Palavras-chave: Adoção internacional. Nacionalidade. Direito da Criança e do Adolescente.
Abstract: The present article has as its object of analysis the institute of adoption of children and adolescents in the international scope and the granting of the fundamental right to nationality of the foreign child adopted in Brazil. Presenting its concepts, normative assumption, the circumstances in which they are produced and the difficulties related to the international adoption process due to different countries and legal systems. Indicating data and information from the collaboration of international adoption for the effectiveness of the rights of children and adolescents guaranteed by Brazilian legislation. This study was based on bibliographic research through scientific articles that address the researched topic.

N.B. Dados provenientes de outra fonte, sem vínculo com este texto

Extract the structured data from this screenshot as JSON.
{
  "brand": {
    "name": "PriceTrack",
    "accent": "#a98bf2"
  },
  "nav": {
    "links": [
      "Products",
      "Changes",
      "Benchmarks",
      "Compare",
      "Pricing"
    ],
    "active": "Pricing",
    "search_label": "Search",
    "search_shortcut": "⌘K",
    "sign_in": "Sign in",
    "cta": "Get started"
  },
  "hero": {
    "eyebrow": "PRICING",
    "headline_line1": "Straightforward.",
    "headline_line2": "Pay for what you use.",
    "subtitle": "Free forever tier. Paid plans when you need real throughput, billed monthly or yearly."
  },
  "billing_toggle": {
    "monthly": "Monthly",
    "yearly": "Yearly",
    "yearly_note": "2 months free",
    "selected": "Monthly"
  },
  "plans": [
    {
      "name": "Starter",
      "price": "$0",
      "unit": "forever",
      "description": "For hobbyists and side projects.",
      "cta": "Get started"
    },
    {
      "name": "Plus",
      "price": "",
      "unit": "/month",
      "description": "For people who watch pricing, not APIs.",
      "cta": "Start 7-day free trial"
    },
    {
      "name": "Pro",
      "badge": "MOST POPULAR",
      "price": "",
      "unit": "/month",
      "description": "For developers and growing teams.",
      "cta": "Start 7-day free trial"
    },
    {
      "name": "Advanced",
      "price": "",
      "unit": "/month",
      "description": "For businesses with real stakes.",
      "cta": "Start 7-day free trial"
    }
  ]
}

Keywords: International adoption. Nationality. Children's and Adolescents' Law.
1.Introdução
A adoção é um instituto presente no ordenamento jurídico de diversos países, que tem se tornado cada vez mais comum considerando as mudanças nas dinâmicas familiares, responsável por criar relações de parentesco entre pessoas, em que tornam-se adotado e adotante, mediante a manifestação de vontade e afeto, passando a gozar de todos os direitos inerentes a filhos biológicos, sem distinção.
A Adoção Internacional surge como instrumento transformador na vida de crianças e adolescentes em posição de extrema vulnerabilidade, principalmente afetiva, propiciando o processo de adoção, por estrangeiros, de menores em situação de precariedade e abandono nos seus países de origem. A diferença entre adoção internacional e adoção doméstica é, em suma, que o local da adoção é distinto do local onde a criança morará com a família. Dessa forma, por envolver países distintos, as partes estão subordinadas a diferentes soberanias e, portanto, a diferentes sistemas jurídicos.
No Brasil, por exemplo, o procedimento de adoção de crianças estrangeiras é regulamentado pelo Estatuto da Criança e do Adolescente, pela Constituição Federal de 1988 e pela Convenção de Haia de 1993 – Relativa à Proteção das Crianças e à Cooperação em Matéria de Adoção Internacional, ratificada por meio do Decreto nº 3.087 de 21 de junho de 1999.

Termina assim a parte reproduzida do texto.